El espectacular crecimiento económico de Europa en los siglos XIX y XX arrancó de una racionalización de la agricultura que ha permitido reducir la población rural desde cotas superiores al 50 hasta el 3 por ciento. Durante decenios el campo ha desalojado en la industria a millones de personas. La industrialización y la emigración, que hicieron posible el desarrollo de Europa, están hoy cerradas a los países pobres. En el primer mundo desarrollado posindustrial, la industria se hadesplazado a países intermedios, con una buena organización y salarios bajos, mientras que los países miserables de la África subsahariana no tienen la menor oportunidad de industrializarse -los pocos bienes que consumen se importan a precios mucho más bajos de lo que costaría el producirlos; hasta las baratijas que venden a los turistas como artesanía propia vienen de India o China-. ¿Dónde colocar entonces la mano de obra que el campo expulsaría en cuanto se modernizase la agricultura, por otro lado imprescindible para abastecer a una población que crece desmesuradamente? Se comprende que las personas más conscientes y emprendedoras arriesguen la vida en el intento de entrar en el paraíso terrenal.

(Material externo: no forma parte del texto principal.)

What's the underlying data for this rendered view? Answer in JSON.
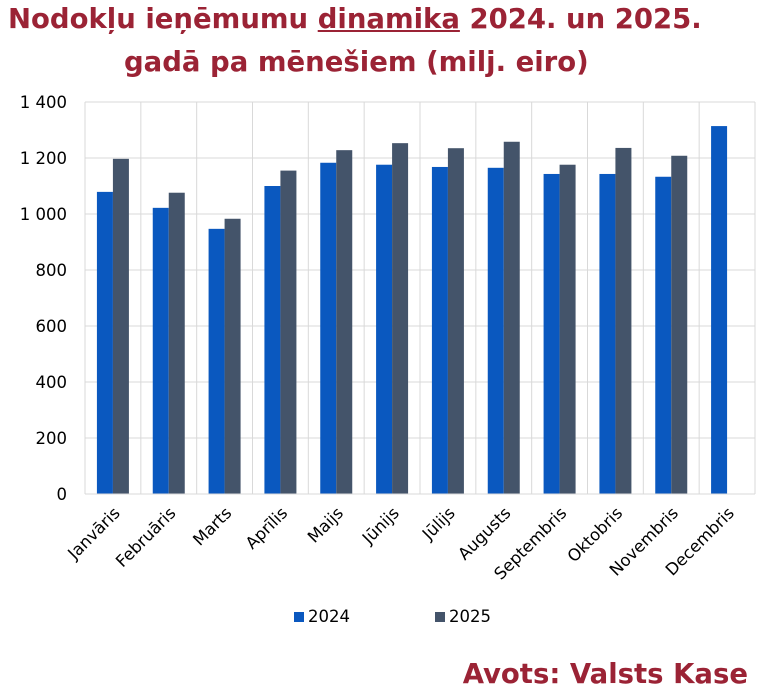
{
  "title": {
    "part1": "Nodokļu ieņēmumu ",
    "underlined": "dinamika",
    "part2": " 2024. un 2025.",
    "line2": "gadā pa mēnešiem (milj. eiro)"
  },
  "source": "Avots: Valsts Kase",
  "colors": {
    "title": "#9b2335",
    "series_2024": "#0a58bf",
    "series_2025": "#44546a",
    "gridline": "#d9d9d9"
  },
  "chart_data": {
    "type": "bar",
    "title": "Nodokļu ieņēmumu dinamika 2024. un 2025. gadā pa mēnešiem (milj. eiro)",
    "xlabel": "",
    "ylabel": "",
    "ylim": [
      0,
      1400
    ],
    "yticks": [
      0,
      200,
      400,
      600,
      800,
      1000,
      1200,
      1400
    ],
    "ytick_labels": [
      "0",
      "200",
      "400",
      "600",
      "800",
      "1 000",
      "1 200",
      "1 400"
    ],
    "grid": true,
    "legend_position": "bottom",
    "categories": [
      "Janvāris",
      "Februāris",
      "Marts",
      "Aprīlis",
      "Maijs",
      "Jūnijs",
      "Jūlijs",
      "Augusts",
      "Septembris",
      "Oktobris",
      "Novembris",
      "Decembris"
    ],
    "series": [
      {
        "name": "2024",
        "values": [
          1079,
          1022,
          947,
          1100,
          1183,
          1176,
          1168,
          1165,
          1143,
          1143,
          1133,
          1314
        ]
      },
      {
        "name": "2025",
        "values": [
          1197,
          1076,
          983,
          1155,
          1228,
          1253,
          1235,
          1258,
          1176,
          1236,
          1208,
          null
        ]
      }
    ]
  }
}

Encerrado el tercer mundo en un callejón sin salida visible, los marroquíes sufren directamente la que llamaría la gran contradicción europea. Defensores acérrimos de los derechos humanos, incluido el de la libre circulación de personas, su aplicación supondría quebrar el bienestar y seguridad de nuestros ciudadanos. Nadie se atreve a pedir el uso de la fuerza para garantizar la inviolabilidad de las fronteras, pero muy pocos estarían dispuestos a permitir que se colasen avalanchas de africanos. El PP exige del Gobierno, por un lado, que garantice la invulnerabilidad de las fronteras; pero, por otro, acude a Naciones Unidas para que intervenga a favor de los derechos humanos de los subsaharianos, eso sí, una vez suprimido el derecho de libre circulación de las personas que en tiempos lo consideramos un derecho natural imprescriptible. Se presiona a Marruecos para que controle de manera rápida y contundente la situación en torno a los enclaves españoles, a la vez que se exige que los emigrantes ilegales sean devueltos respetando los derechos humanos, sin que se hayan concretado los países de acogida ni se sepa quién corre con los gastos.

Se comprende que los africanos se indignen ante la hipocresía de los europeos. Por mi parte, prefiero referirme a la gran contradicción que impregna la cultura cristiana. Jesús de Nazaret predicó que, como buenos hermanos, nos amemos los unos a los otros, entregados por entero a la voluntad del Padre. "No os preocupéis de lo que vais a comer o a beber, o con qué vestido os vais a cubrir. Las aves del cielo no siembran ni siegan, y sin embargo vuestro Padre que está en los cielos las alimenta. ¿No valéis vosotros mucho más que ellas? Buscad el Reino de Dios y lo demás se os dará por añadidura". Max Weber insistía en lo obvio, que no cabe construir una sociedad sobre estas bases. Desde sus orígenes cristianos Europa vive la contradicción del principio del amor, que implica la igualdad máxima de todos los humanos, cuando las sociedades sólo funcionan cuando son asimétricas, contradicción que hoy pervive en la forma secularizada de los derechos humanos. Contemplados desde fuera podemos parecer unos grandísimos hipócritas, pero tal vez en el fondo subyazca una contradicción que cala a mucha mayor profundidad.

Ignacio Sotelo es catedrático excedente de Sociología.